I find mind reading or telepathy as some would call it interesting, to say the least. . However it is not a frequent occurrence and certainly not something I expect of others. Or do I? Lol! When we get close to someone, particularly emotionally close, the minds sometimes can connect in a paranormal sort of way. Twins are the classic example of this. One can know what is going on with the other even when apart. Amazing but true stuff. A point I want to make is I do have a past history of repressed feelings and thoughts, a past history of passive-aggressive behavior. This past surfaces at times. In combination with that is a disposition whereby I sometimes expect others to read me, right or wrong, whether they can at that moment or not. They should be reading the analysis which is occurring in my spinning brain at times. Why aren't they? Do they not have a clue? Can't they read my mind?

And that is just not fair. Not fair to them. My best friend told me long ago I was a card holder. I've never forgotten that. He said I always have a card to play. It may be hidden but there is always one to be played. I don't like surprises. Bad ones anyway. Lol. So, yes for a long long time I have been a card holder, always having at least one in reserve to be played at the proper time. That can be good for some things and bad for others. When it comes to people and relationships it may not always be a good thing.
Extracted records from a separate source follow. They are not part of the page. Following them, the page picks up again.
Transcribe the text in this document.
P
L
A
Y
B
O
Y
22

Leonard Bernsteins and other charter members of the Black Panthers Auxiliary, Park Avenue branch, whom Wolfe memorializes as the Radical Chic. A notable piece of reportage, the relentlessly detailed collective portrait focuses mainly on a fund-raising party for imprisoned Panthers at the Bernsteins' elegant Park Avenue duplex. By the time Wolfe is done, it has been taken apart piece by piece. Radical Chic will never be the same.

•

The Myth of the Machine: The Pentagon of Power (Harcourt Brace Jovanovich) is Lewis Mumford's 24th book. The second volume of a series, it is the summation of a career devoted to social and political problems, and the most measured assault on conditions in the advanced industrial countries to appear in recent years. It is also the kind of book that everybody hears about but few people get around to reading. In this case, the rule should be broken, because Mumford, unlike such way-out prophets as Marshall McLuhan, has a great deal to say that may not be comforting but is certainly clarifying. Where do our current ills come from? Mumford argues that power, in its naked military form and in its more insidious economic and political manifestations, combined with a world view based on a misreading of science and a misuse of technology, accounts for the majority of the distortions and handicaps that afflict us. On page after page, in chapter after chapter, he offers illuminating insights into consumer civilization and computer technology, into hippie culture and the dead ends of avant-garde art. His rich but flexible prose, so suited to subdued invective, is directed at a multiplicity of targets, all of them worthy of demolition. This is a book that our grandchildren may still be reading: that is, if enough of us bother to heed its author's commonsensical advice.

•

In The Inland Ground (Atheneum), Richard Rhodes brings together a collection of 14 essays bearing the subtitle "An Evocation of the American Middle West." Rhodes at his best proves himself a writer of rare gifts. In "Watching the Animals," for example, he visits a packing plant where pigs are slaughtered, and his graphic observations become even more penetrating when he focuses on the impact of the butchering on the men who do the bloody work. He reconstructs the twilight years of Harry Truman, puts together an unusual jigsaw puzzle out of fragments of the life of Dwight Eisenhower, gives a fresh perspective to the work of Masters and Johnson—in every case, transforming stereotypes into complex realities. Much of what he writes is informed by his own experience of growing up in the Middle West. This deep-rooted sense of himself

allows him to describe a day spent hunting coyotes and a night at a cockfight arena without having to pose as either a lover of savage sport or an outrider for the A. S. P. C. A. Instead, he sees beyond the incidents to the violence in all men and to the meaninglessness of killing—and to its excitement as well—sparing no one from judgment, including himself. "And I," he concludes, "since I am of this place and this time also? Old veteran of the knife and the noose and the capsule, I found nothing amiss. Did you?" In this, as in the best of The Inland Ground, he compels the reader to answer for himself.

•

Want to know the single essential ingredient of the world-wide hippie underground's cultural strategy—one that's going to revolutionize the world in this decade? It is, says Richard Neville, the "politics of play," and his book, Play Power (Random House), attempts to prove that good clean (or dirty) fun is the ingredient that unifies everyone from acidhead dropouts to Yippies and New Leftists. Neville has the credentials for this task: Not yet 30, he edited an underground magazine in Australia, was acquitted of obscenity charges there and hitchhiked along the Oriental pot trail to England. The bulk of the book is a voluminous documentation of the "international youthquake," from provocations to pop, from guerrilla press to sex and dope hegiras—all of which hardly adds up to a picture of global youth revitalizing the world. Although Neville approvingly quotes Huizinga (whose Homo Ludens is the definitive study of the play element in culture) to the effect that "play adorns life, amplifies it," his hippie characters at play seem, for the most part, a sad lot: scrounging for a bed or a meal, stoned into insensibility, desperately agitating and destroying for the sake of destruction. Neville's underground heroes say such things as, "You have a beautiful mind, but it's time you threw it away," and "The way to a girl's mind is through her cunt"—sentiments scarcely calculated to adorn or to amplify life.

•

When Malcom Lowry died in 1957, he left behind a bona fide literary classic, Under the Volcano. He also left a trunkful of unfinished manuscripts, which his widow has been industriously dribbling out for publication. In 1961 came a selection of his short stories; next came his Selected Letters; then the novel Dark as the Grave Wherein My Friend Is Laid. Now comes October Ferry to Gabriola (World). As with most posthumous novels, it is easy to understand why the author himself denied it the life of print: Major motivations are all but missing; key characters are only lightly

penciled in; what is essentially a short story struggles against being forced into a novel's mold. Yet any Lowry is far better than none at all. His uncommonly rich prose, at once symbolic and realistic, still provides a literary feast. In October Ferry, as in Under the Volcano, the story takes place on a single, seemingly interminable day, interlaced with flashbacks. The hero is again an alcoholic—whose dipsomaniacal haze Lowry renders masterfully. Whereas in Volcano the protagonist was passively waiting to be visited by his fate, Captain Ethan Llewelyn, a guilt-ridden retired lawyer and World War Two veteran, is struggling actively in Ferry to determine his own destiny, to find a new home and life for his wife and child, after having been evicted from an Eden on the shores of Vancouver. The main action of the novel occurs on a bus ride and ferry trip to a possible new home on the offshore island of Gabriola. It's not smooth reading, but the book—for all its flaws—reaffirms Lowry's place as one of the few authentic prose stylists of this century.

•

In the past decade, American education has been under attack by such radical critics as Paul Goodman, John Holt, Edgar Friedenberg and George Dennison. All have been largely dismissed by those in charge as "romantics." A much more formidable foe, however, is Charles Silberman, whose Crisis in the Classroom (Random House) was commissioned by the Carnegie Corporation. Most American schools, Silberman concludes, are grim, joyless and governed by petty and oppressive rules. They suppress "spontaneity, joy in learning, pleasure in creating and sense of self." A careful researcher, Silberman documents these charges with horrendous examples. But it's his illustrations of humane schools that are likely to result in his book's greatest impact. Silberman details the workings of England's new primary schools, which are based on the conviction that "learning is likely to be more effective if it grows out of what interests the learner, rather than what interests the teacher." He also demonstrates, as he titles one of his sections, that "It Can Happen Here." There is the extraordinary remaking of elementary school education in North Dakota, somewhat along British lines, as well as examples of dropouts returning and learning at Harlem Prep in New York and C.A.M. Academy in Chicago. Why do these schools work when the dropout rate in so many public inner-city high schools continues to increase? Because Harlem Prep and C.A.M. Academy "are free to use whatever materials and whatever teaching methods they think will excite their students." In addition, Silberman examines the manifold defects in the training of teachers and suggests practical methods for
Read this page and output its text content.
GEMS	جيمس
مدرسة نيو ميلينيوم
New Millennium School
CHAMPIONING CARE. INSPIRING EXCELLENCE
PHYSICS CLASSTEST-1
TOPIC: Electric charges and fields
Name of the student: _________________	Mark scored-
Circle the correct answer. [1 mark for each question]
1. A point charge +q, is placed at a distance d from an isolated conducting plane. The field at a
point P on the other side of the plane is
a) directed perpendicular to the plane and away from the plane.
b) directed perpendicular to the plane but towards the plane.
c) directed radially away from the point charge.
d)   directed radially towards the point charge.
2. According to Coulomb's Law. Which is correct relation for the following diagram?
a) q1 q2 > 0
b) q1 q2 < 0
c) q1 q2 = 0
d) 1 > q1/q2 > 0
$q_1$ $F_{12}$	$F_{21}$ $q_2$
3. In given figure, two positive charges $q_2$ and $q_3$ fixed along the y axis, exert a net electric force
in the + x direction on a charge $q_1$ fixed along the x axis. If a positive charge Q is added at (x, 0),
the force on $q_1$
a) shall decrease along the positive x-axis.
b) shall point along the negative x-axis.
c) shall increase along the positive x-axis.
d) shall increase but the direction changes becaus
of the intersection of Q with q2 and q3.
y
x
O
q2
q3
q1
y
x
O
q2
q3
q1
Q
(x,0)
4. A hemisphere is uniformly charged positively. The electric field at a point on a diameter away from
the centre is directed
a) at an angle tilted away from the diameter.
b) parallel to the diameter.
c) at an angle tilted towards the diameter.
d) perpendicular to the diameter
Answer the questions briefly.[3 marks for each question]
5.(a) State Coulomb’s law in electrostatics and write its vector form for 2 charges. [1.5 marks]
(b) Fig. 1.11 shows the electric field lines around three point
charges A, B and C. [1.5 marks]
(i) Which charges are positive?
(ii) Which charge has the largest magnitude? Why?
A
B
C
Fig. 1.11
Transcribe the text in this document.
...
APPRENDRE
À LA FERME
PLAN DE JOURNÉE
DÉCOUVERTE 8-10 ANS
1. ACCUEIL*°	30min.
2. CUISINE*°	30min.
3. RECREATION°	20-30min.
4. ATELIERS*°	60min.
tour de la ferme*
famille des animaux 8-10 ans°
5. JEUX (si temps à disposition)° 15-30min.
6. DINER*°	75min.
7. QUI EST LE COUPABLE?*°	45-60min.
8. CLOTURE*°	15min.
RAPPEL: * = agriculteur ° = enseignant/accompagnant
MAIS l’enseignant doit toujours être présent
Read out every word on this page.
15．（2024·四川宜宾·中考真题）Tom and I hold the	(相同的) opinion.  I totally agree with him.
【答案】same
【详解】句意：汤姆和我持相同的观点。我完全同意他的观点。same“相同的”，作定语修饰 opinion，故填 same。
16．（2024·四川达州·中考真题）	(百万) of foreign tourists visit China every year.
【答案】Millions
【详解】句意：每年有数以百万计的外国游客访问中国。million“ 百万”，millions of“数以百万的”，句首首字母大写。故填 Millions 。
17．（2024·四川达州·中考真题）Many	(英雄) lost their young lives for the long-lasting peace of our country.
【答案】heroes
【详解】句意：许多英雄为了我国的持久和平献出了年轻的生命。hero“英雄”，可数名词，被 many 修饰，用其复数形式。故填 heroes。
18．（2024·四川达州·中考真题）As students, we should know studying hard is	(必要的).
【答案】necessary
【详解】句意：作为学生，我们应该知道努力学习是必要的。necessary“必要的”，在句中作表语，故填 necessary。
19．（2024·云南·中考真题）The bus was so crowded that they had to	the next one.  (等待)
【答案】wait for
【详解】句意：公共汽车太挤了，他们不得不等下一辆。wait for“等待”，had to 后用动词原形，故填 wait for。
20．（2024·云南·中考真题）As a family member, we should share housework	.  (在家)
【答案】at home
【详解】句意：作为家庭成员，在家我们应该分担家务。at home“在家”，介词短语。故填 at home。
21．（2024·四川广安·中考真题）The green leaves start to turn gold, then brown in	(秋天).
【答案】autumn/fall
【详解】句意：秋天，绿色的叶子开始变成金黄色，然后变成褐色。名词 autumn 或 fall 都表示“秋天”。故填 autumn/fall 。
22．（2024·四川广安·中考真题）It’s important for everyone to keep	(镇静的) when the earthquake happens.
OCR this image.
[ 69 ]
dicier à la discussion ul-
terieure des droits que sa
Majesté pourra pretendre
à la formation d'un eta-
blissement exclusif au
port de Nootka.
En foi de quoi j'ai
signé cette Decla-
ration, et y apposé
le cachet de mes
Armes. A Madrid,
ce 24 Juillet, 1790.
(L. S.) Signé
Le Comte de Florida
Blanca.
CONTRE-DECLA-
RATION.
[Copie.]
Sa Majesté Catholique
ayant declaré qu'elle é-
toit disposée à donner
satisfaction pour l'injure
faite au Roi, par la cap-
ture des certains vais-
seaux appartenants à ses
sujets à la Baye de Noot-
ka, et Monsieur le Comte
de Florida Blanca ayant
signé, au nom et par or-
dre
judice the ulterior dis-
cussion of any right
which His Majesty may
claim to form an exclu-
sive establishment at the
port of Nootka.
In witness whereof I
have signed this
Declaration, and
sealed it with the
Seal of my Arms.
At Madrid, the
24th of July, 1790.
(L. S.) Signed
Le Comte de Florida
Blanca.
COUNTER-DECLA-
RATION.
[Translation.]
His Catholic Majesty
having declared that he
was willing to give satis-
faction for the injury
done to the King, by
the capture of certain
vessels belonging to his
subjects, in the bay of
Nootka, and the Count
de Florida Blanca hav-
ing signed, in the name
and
When I am hurt by someone to what degree is that happening, due to me holding a card or two? To what degree is passive-aggressive behavior occurring? To what degree have I repressed my thoughts and feelings as opposed to expressing them? To what degree do I ultimately go off on another when I have been hurt for whatever reason?

What I have written here has been an attempt to reflect a little more objectively about certain events in my life this summer from the point of view of my side of the street. I don't always keep my side of the street clean. I wish I did. I do much more than I use to but sometimes it can get trashy. I can blame no one other than myself when it occurs.

This is some sort of start on something.